Последовал долгий разговор с Сюзи. Мари хотела все знать. Методы лечения, операции, последствия, вероятную продолжительность жизни. Я оставил их вдвоем. Не мог я это слушать. Мари, моя Мари с раком в груди. Сюзи навидалась такого и во время учебы, и пока стажировалась, а потом – на операциях и заполняя больничные карты. Она отрезала груди, удаляла ганглии, которые доводили некоторых женщин до того, что у них практически отнималась рука, настолько больно было ею шевельнуть. Она восстанавливала молочные железы, срезая кожу с внутренней стороны ягодиц, чтобы цвет ее максимально соответствовал восстанавливаемому соску. Немного силикона, и вы получали новую женщину. Результат мог быть и потрясающим. Но Сюзи знала, что такой, как раньше, эта женщина не будет. Никогда. Она умела их слушать, этих выживших женщин – если они выживали. Год. Два. Пять лет. Если удавалось прожить еще дольше – уже неплохо. Но она также знала, что рак лечится все лучше и лучше, что все больше и больше женщин выкарабкиваются, возвращаясь к нормальной жизни. Даже если речь шла не о выздоровлении, а о ремиссии. Об отсрочке. Почему то же слово используют применительно к приговору виновному? Была ли Мари виновна? В чем? В том, что она дочь своей матери? В том, что не пожелала расстаться со своими грудями?
Сюзи знала, что матери предложат двустороннюю ампутацию с обширным выскабливанием лимфатических узлов с пораженной стороны, химиотерапию со всеми ее побочными эффектами, возможно, облучение. И это в том случае, если нет метастазов…
Потом мы пришли поговорить сюда, в наш уголок, и говорили долго.
– Что ты об этом думаешь?
– Не знаю, Мари, ничего не знаю.
– Можешь меня представить без грудей, без волос, без сил, неспособной даже руку поднять?
– Я буду любить тебя по-прежнему.
– А как я вынесу все эти процедуры? Четыре или пять операций, постоянная химия…
– Можно снять маленькую квартирку рядом с больницей.
– А мои коровы?
– О них есть кому позаботиться. Я, Антуан. Можно нанять скотника на некоторое время. Или просто остановиться. В конце концов, тебе скоро на пенсию.

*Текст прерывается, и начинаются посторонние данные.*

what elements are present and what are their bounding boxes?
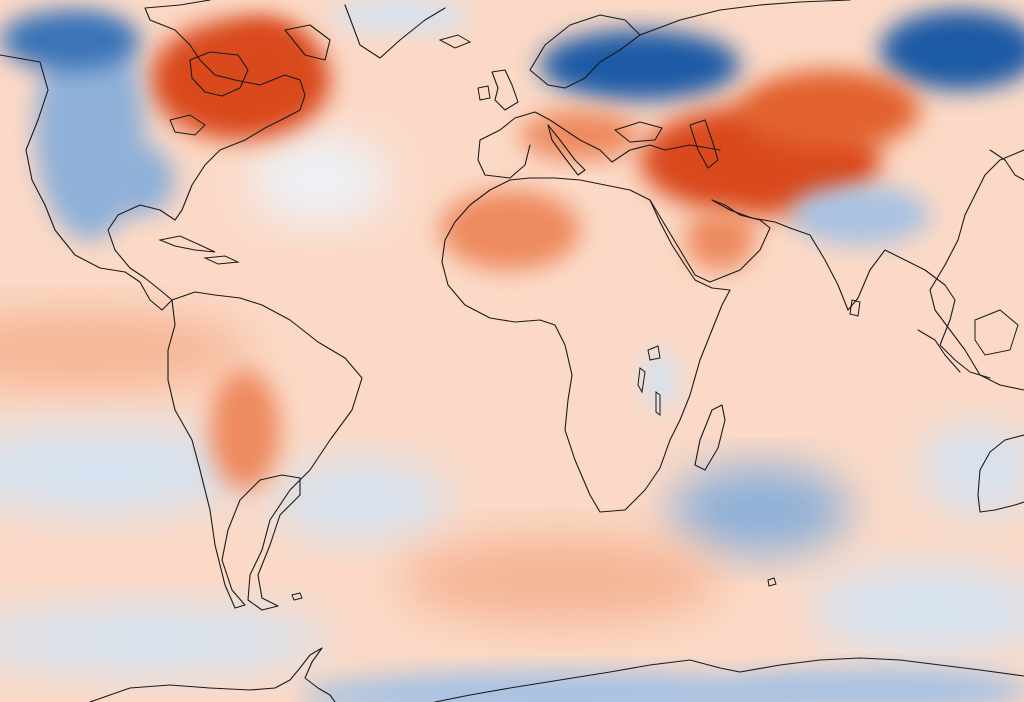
coastline-europe xyxy=(479,111,721,163)
coastline-italy xyxy=(547,124,586,176)
south-atlantic-cool-east xyxy=(270,460,450,540)
tibet-cool xyxy=(790,185,930,245)
tropical-pacific-warm-band xyxy=(0,310,250,390)
coastline-cuba xyxy=(158,235,216,253)
coastline-southeast-asia xyxy=(924,269,991,379)
coastline-ireland xyxy=(477,85,491,101)
south-indian-cool xyxy=(670,465,850,555)
antarctic-cool xyxy=(300,670,820,702)
coastline-scandinavia xyxy=(529,14,641,89)
coastline-lake-tanganyika xyxy=(637,367,646,394)
coastline-baffin xyxy=(284,24,331,61)
siberia-east-cool xyxy=(880,10,1024,90)
coastline-great-lakes xyxy=(169,114,206,136)
coastline-greenland xyxy=(344,4,446,59)
greenland-cool xyxy=(330,0,470,33)
coastline-malay xyxy=(917,329,961,373)
south-atlantic-warm xyxy=(400,535,720,625)
coastline-persian-gulf xyxy=(711,199,791,229)
coastline-iceland xyxy=(438,34,472,49)
scandinavia-cool xyxy=(540,30,740,100)
coastline-sri-lanka xyxy=(849,299,861,317)
north-atlantic-cool xyxy=(250,135,390,225)
us-south-cool xyxy=(105,145,175,215)
antarctic-cool-east xyxy=(730,668,1024,702)
central-asia-warm xyxy=(740,70,920,150)
coastline-black-sea xyxy=(614,121,663,143)
coastline-kerguelen xyxy=(767,577,777,587)
coastline-hudson-bay xyxy=(189,51,249,97)
southern-ocean-cool-east xyxy=(920,425,1024,515)
coastline-uk xyxy=(491,69,519,111)
coastline-hispaniola xyxy=(203,255,240,265)
coastline-africa xyxy=(441,177,731,513)
coastline-antarctica-west xyxy=(89,647,336,702)
europe-warm xyxy=(520,110,640,160)
sahara-warm xyxy=(440,190,580,270)
coastline-south-georgia xyxy=(291,592,303,601)
south-atlantic-cool xyxy=(0,425,250,515)
alaska-cool xyxy=(0,10,140,70)
eastern-canada-warm-core xyxy=(220,20,310,100)
south-pacific-cool xyxy=(810,565,1024,655)
coastline-lake-malawi xyxy=(655,391,661,416)
south-america-warm xyxy=(210,370,280,490)
coastline-madagascar xyxy=(694,404,726,471)
coastline-korea-japan xyxy=(989,149,1024,181)
arabia-warm xyxy=(685,210,755,270)
southern-ocean-cool xyxy=(0,605,330,675)
coastline-russia-arctic xyxy=(639,0,851,36)
coastline-antarctica-east xyxy=(434,657,1024,702)
coastline-arabia xyxy=(649,199,771,283)
coastline-iberia xyxy=(477,139,531,179)
coastline-lake-victoria xyxy=(647,345,661,361)
coastline-north-america xyxy=(0,0,306,311)
coastline-australia xyxy=(977,434,1024,513)
east-africa-cool xyxy=(642,350,678,410)
coastline-east-asia xyxy=(929,149,1024,391)
coastline-borneo xyxy=(974,309,1019,356)
coastline-caspian xyxy=(689,119,719,169)
coastline-india xyxy=(789,227,926,311)
coastline-south-america xyxy=(167,291,363,611)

– А малыши? Я ж их почти не буду видеть.
– Они будут навещать тебя.
– Ты хочешь, чтобы я это сделала?
– Я ничего не хочу, Мари, я во всем поддержу тебя, как смогу.
– А если я ничего не буду делать?
– Если ты ничего не будешь делать?
– Если я дам развиваться раку, без всякого лечения, без операции. Если я продолжу жить, как если б его не было?
– Что тебе сказала Сюзи?
– Что трудно судить. Никто не осмеливается. Рак – это пугает. Уклонисты не входят в статистику.
– Это означает, что ты рискуешь уйти еще раньше.
– Возможно.
Мне стало нехорошо. Я внезапно осознал, что рискую ее потерять. Не зная, когда это может случиться: через три месяца, через год, три года, пять лет или больше. Даже с лечением и всеми процедурами пять лет – это считалось хорошо. А без…
Но я также осознал, что для Мари попасть в эти шестерни означало медленную смерть. Больше ни коров, ни фермы, ни привычной жизни в окружении близких. Бесконечные дни боли, взаперти в больницах, которые она ненавидела. Мой дубок, крепко-накрепко укоренившийся на своей горе, который выкорчевали и поместили в горшок, в тепло, в больницу. Для нее это было немыслимо. И для меня тоже, что верно, то верно. Я не хотел отдавать ее никому. И уж тем более раку.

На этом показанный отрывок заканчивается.